Bahan-Bahan Populer di Pasar Kesehatan Otak Jepang
Sejalan dengan tren global untuk mengejar gaya hidup sehat, pasar makanan fungsional Jepang khususnya menekankan solusi untuk masalah kesehatan tertentu, dengan kesehatan otak sebagai fokus utama. Hingga 11 Desember 2024, Jepang telah mendaftarkan 1.012 makanan fungsional (menurut data resmi), di mana 79 di antaranya terkait dengan kesehatan otak. Di antara makanan tersebut, GABA adalah bahan yang paling sering digunakan, diikuti olehlutein/zeaxanthin, ekstrak daun ginkgo (flavonoid, terpenoid),DHA, Bifidobacterium MCC1274, saponin Portulaca oleracea, paclitaxel, peptida imidazolidin,PQQ, dan ergothioneine.
1. GABA
GABA (asam γ-aminobutirat) adalah asam amino non-proteinogenik yang pertama kali dideteksi oleh Steward dan rekan-rekannya dalam jaringan umbi kentang pada tahun 1949. Pada tahun 1950, Roberts dkk. mengidentifikasi GABA di otak mamalia, yang terbentuk melalui dekarboksilasi α-ireversibel dari glutamat atau garamnya, yang dikatalisis oleh glutamat dekarboksilase.
GABA adalah neurotransmiter penting yang banyak ditemukan dalam sistem saraf mamalia.
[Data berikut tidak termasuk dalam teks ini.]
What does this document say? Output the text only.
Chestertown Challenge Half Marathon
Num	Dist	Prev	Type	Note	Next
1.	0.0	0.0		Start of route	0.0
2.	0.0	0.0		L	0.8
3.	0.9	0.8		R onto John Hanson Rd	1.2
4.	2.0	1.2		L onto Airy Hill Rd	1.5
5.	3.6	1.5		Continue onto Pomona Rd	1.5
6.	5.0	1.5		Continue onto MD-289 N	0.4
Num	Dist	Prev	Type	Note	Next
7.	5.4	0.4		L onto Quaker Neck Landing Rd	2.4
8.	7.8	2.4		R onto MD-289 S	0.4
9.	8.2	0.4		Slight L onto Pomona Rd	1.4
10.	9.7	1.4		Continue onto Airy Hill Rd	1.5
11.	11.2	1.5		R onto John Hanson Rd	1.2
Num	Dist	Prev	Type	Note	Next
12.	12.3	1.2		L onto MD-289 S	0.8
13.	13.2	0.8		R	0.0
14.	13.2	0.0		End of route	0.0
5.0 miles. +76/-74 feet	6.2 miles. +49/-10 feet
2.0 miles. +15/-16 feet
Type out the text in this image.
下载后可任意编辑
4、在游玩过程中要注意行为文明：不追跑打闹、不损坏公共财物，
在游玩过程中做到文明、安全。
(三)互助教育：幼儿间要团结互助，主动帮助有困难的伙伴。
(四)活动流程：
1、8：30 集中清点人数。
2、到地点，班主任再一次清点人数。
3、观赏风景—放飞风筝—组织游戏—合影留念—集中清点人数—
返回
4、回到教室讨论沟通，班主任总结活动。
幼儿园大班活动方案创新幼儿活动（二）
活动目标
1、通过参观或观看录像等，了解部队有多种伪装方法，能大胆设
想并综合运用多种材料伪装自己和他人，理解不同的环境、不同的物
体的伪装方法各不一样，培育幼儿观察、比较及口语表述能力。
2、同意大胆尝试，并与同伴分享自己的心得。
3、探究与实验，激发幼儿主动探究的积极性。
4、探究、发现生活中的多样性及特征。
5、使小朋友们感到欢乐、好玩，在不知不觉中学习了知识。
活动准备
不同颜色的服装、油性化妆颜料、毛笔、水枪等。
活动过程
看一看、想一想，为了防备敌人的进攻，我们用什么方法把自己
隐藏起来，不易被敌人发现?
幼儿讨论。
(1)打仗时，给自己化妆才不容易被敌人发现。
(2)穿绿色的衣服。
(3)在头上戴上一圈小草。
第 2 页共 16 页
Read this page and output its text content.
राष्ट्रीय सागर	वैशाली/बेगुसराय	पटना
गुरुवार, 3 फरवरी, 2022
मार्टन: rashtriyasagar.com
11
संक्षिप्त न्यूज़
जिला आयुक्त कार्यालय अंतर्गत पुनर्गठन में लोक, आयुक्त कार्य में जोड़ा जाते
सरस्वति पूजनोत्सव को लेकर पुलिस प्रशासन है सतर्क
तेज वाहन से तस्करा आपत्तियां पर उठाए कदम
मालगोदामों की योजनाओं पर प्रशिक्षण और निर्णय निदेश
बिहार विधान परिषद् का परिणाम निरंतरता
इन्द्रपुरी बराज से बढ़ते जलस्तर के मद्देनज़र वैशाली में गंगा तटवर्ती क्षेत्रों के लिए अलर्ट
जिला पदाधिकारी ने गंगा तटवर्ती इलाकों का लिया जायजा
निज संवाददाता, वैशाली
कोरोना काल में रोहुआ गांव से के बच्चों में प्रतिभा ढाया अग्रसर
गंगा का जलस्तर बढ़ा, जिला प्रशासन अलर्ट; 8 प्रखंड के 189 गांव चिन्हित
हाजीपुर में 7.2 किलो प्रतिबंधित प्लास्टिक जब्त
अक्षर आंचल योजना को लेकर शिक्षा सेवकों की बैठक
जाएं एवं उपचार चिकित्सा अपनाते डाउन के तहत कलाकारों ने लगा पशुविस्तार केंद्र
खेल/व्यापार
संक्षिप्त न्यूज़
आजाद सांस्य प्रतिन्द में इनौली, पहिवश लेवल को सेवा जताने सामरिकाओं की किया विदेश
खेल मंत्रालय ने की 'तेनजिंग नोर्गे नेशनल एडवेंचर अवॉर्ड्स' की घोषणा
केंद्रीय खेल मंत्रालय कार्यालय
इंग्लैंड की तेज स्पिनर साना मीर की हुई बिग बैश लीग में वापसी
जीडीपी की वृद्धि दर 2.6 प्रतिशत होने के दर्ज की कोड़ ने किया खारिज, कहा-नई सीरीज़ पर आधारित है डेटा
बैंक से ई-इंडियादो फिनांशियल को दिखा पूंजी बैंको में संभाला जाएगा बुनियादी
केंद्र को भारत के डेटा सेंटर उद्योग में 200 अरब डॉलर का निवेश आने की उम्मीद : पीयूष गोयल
Fungsi utamanya adalah mengurangi rangsangan neuron dengan menghambat transmisi sinyal saraf. Di otak, keseimbangan antara neurotransmisi penghambat yang dimediasi oleh GABA dan neurotransmisi perangsang yang dimediasi oleh glutamat sangat penting untuk menjaga stabilitas membran sel dan fungsi saraf normal.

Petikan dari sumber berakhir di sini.